The psychedelic drug psilocybin, found in magic mushrooms, has been shown to alter the the brains of people with severe depression in a unique way, a new study has found.

According to researchers, these results mean that psilocybin could be used to treat depression in a way that other antidepressants are unable to.

Studies are being conducted into psychedelics and how they can help treat various mental health disorders.

People with depression are being warned not to take psilocybin on their own. The study uses a synthetic form of the drug under strict medical conditions, with psychological support from experts before, during and after the drug is taken by participants.

Professor David Nutt, study author and head of the Imperial College London’s Centre for Psychedelic Research, said that these latest findings regarding psilocybin were “exciting” and “important”.

He continued to explain that, with depression, the brain can get stuck in a rut and a particularly negative way of thinking.

When given psilocybin, peoples’ brains were freed and became “more flexible and fluid” within three weeks.

This was visible through increased connections between areas of the brain when patients were scanned. According to the researchers, these patients tended to experience improved moods months later.

These changes were not visible in the brains of people who were given a standard antidepressant.

Professor Nutt said: “This supports our initial predictions and confirms psilocybin could be a real alternative approach to depression treatments.”

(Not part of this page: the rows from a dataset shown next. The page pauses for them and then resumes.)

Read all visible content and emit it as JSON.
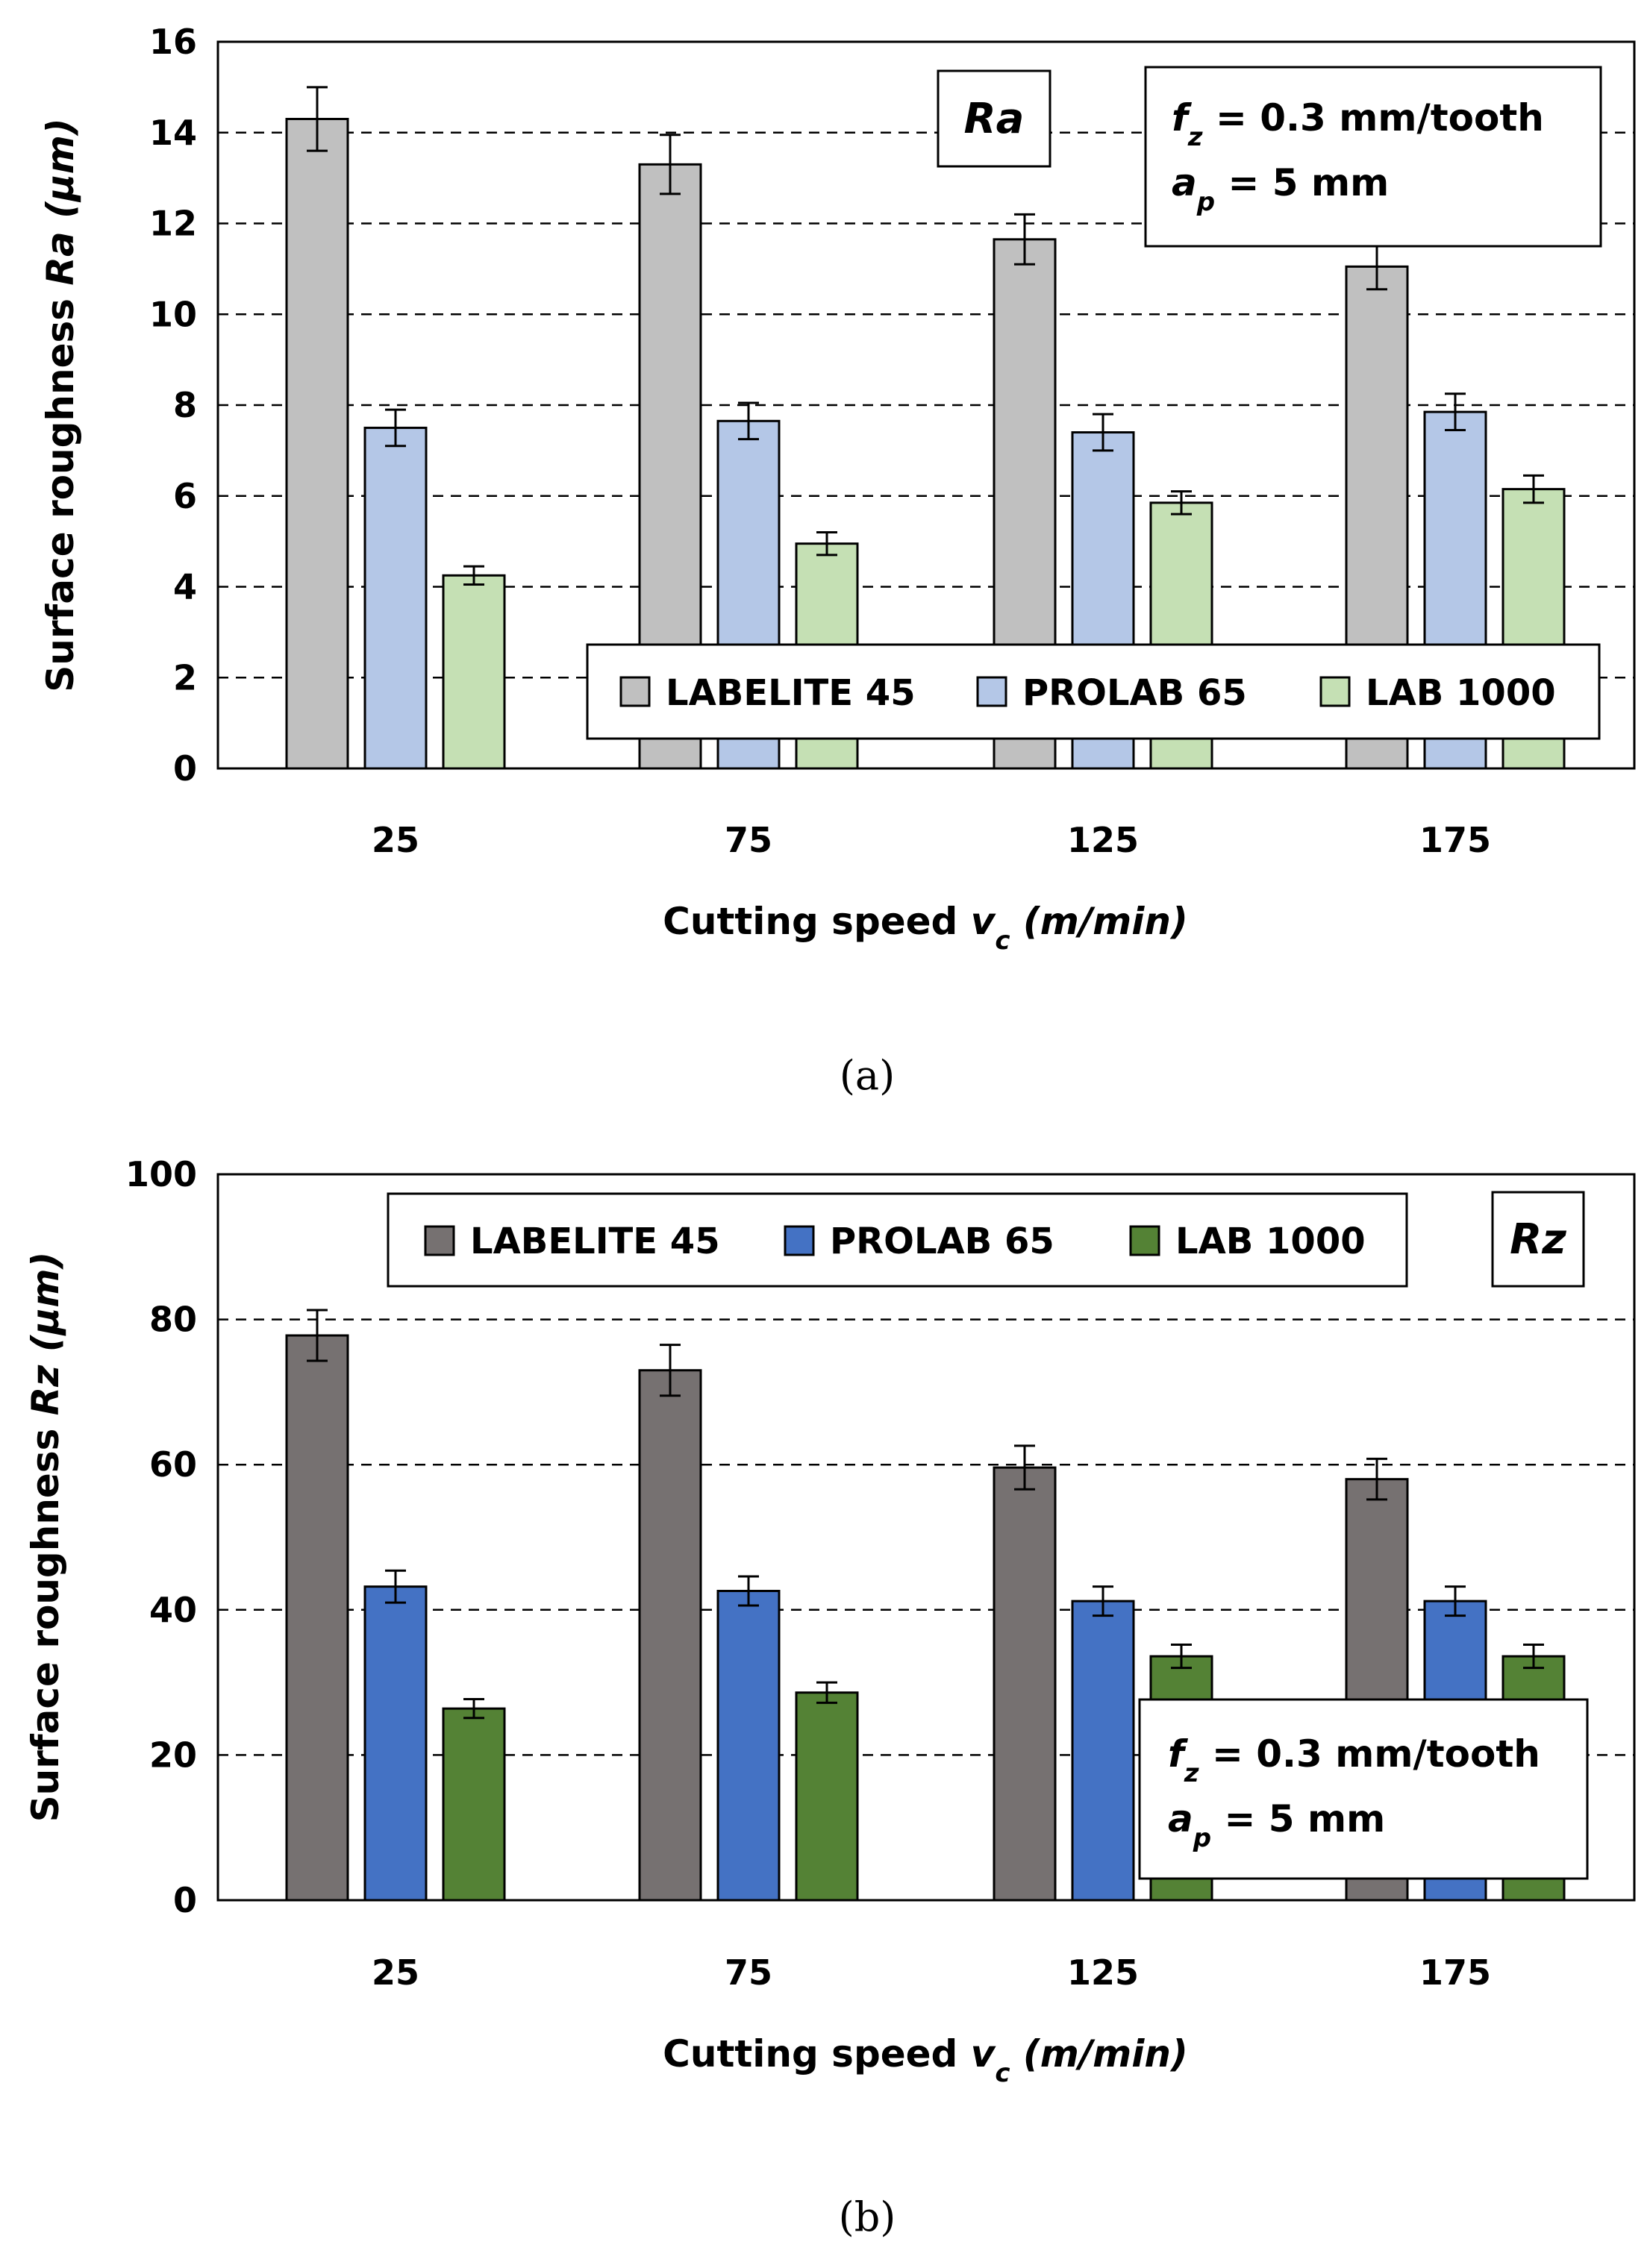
{
  "chart_data": [
    {
      "type": "bar",
      "panel_label": "Ra",
      "caption": "(a)",
      "categories": [
        "25",
        "75",
        "125",
        "175"
      ],
      "xlabel_prefix": "Cutting speed ",
      "xlabel_var": "v",
      "xlabel_sub": "c",
      "xlabel_unit": " (m/min)",
      "ylabel_prefix": "Surface roughness ",
      "ylabel_var": "Ra",
      "ylabel_unit": " (µm)",
      "ylim": [
        0,
        16
      ],
      "yticks": [
        "0",
        "2",
        "4",
        "6",
        "8",
        "10",
        "12",
        "14",
        "16"
      ],
      "grid": true,
      "legend_position": "bottom-right",
      "series": [
        {
          "name": "LABELITE 45",
          "color": "#c0c0c0",
          "values": [
            14.3,
            13.3,
            11.65,
            11.05
          ],
          "errors": [
            0.7,
            0.65,
            0.55,
            0.5
          ]
        },
        {
          "name": "PROLAB 65",
          "color": "#b4c7e7",
          "values": [
            7.5,
            7.65,
            7.4,
            7.85
          ],
          "errors": [
            0.4,
            0.4,
            0.4,
            0.4
          ]
        },
        {
          "name": "LAB 1000",
          "color": "#c5e0b4",
          "values": [
            4.25,
            4.95,
            5.85,
            6.15
          ],
          "errors": [
            0.2,
            0.25,
            0.25,
            0.3
          ]
        }
      ],
      "annotation": {
        "f_var": "f",
        "f_sub": "z",
        "f_text": " = 0.3 mm/tooth",
        "a_var": "a",
        "a_sub": "p",
        "a_text": " = 5 mm",
        "position": "top-right"
      }
    },
    {
      "type": "bar",
      "panel_label": "Rz",
      "caption": "(b)",
      "categories": [
        "25",
        "75",
        "125",
        "175"
      ],
      "xlabel_prefix": "Cutting speed ",
      "xlabel_var": "v",
      "xlabel_sub": "c",
      "xlabel_unit": " (m/min)",
      "ylabel_prefix": "Surface roughness ",
      "ylabel_var": "Rz",
      "ylabel_unit": " (µm)",
      "ylim": [
        0,
        100
      ],
      "yticks": [
        "0",
        "20",
        "40",
        "60",
        "80",
        "100"
      ],
      "grid": true,
      "legend_position": "top",
      "series": [
        {
          "name": "LABELITE 45",
          "color": "#767171",
          "values": [
            77.8,
            73.0,
            59.6,
            58.0
          ],
          "errors": [
            3.5,
            3.5,
            3.0,
            2.8
          ]
        },
        {
          "name": "PROLAB 65",
          "color": "#4472c4",
          "values": [
            43.2,
            42.6,
            41.2,
            41.2
          ],
          "errors": [
            2.2,
            2.0,
            2.0,
            2.0
          ]
        },
        {
          "name": "LAB 1000",
          "color": "#548235",
          "values": [
            26.4,
            28.6,
            33.6,
            33.6
          ],
          "errors": [
            1.3,
            1.4,
            1.6,
            1.6
          ]
        }
      ],
      "annotation": {
        "f_var": "f",
        "f_sub": "z",
        "f_text": " = 0.3 mm/tooth",
        "a_var": "a",
        "a_sub": "p",
        "a_text": " = 5 mm",
        "position": "bottom-right"
      }
    }
  ]
}
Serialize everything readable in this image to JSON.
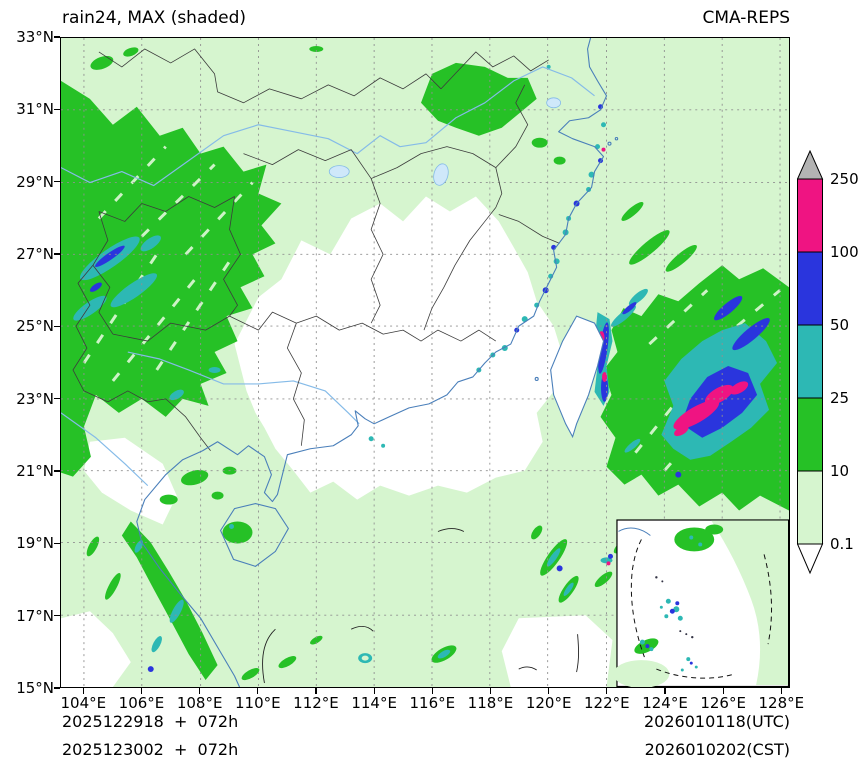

 Psychedelics are hallucinogenic substances which influence the senses. They can alter how someone thinks, and how they perceive time and emotions.

The researchers say that while antidepressants need to be taken daily, psilocybin might need to be taken only once or twice to give the same effect. Nevertheless, they state that further research over longer periods is needed to confirm this.

The researchers conducted two studies, the first involved prescribing participants psilocybin, the second was a randomised controlled trial. Some participants were given psilocybin and the others were given a different antidepressant.

Throughout both studies, all patients received talking therapies with registered mental health professionals and had brain scans taken before and one day or three weeks after.

Professor Robin Carhart-Harris, senior study author, explained: “We don’t yet know how long the changes in brain activity seen with psilocybin therapy last, and we need to do more research to understand this.

“We do know that some people relapse, and it may be that after a while their brains revert to the rigid patterns of activity we see in depression.”

Findings from earlier in the study revealed a decrease in symptoms of depression after taking psilocybin therapy, however the researchers were unsure how or why this happened.

They want to expand their research by testing their theory of changes in brain connectivity on other mental health disorders, for example anorexia.

The research was published in the journal, Nature Medicine.